The ban expires on July 1 but the government has warned it will only decide whether further restrictions are warranted when prospects for the upcoming harvest become clearer.
Some Black Earth farmers have said winter crops looked promising, pointing to snow cover of 50 cm (20 inches) and more to protect green shoots of winter wheat from the icy winter air.
But some of Russia’s farm lobbies have said in addition to a three-million-hectare shortfall in winter sowings compared to the previous year are losses of sown area to dry autumn weather.
Of a sown area of around 15 million hectares, Sizov said around 14 million would be harvested for a winter crop of around 38 million tonnes.

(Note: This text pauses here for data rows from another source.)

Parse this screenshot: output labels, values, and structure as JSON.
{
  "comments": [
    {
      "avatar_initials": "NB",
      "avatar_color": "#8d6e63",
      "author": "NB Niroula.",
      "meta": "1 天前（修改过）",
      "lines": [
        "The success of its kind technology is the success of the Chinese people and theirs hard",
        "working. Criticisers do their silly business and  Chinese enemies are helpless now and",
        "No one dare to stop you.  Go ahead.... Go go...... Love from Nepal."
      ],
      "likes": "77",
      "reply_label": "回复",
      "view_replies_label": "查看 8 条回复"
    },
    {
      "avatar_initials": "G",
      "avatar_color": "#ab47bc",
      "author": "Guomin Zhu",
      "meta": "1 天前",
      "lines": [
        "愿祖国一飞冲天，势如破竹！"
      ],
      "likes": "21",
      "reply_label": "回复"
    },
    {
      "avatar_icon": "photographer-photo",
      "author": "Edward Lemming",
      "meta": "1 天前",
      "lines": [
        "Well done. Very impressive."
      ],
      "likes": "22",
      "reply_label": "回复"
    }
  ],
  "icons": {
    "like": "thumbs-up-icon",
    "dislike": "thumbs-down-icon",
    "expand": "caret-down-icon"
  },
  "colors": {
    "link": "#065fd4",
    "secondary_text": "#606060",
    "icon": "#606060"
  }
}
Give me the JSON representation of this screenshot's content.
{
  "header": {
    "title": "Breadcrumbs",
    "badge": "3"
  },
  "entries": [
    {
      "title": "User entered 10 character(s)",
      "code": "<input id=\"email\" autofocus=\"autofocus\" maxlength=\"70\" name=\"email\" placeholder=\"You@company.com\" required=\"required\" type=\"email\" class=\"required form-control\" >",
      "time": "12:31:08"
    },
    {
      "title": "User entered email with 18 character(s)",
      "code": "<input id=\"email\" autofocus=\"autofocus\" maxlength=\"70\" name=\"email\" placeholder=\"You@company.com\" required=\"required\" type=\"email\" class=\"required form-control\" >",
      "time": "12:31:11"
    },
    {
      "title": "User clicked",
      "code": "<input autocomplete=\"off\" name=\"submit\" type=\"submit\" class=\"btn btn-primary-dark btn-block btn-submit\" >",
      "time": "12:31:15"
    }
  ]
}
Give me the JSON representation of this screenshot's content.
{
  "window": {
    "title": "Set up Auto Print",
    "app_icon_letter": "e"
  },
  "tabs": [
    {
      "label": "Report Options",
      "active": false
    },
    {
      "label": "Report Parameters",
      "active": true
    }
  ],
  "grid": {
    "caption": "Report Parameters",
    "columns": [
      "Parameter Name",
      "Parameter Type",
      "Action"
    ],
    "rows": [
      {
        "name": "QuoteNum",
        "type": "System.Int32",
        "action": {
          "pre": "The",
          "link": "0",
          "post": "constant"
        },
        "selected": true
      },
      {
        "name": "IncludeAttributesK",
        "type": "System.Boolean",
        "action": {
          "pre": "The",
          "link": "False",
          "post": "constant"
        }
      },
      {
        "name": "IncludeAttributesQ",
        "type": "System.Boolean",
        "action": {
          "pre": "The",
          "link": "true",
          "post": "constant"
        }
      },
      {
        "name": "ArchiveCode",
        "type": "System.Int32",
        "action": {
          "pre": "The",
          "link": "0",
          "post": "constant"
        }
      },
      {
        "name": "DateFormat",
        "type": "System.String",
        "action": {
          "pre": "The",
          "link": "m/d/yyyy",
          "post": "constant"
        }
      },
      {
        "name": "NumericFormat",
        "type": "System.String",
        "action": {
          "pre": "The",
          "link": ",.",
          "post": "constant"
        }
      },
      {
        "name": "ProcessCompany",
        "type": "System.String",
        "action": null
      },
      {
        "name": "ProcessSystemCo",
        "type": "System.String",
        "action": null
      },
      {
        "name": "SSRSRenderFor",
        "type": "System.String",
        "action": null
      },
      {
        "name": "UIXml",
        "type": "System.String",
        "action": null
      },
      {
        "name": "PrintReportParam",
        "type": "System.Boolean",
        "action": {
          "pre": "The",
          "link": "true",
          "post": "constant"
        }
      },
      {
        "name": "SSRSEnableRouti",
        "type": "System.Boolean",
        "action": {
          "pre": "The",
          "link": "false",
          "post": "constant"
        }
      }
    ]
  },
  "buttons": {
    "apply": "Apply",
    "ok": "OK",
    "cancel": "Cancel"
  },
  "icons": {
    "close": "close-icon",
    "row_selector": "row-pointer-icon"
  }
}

But crop and industry conditions varied widely from region to region. The southern regions north of the Black Sea were left facing a glut of milling wheat after favourable winter weather followed a healthy harvest which could not be exported.
Particularly hard hit was winter grain in the Volga River valley, the northern part of which was savaged by late-summer forest fires as well as drought.
“In Saratov, the level of (winter) sowing was only 38 per cent (of previous years’ levels),” said Dmitry Rylko, director of the Institute for Agricultural Market Studies (IKAR).
“Tatarstan, Orenburg, and Samara have seriously under-sown,” he said, listing producing regions along the Volga. “Those who dared to sow, sowed in dust.”
In addition to the ground lost to poor weather, Russia’s farmers face other obstacles to spring planting: access to loans is tight after several years of financial difficulty culminating in the drought of last year, and irregular fertilizer supplies.
Even in the relatively untroubled south, Rylko said, “farmers were wailing over what was going on with fertilizer.”
In a sign the industry could live with the consequences of the drought for some time, Sizov said seed supplies presented a concern.
In the case of barley, of which the last crop came in at roughly half the previous year’s level, Sizov said growers in the Volga had requested the government set aside all intervention stocks of barley for seed.
“The availability and quality of seed for spring planting is a very tough question after the drought,” he said.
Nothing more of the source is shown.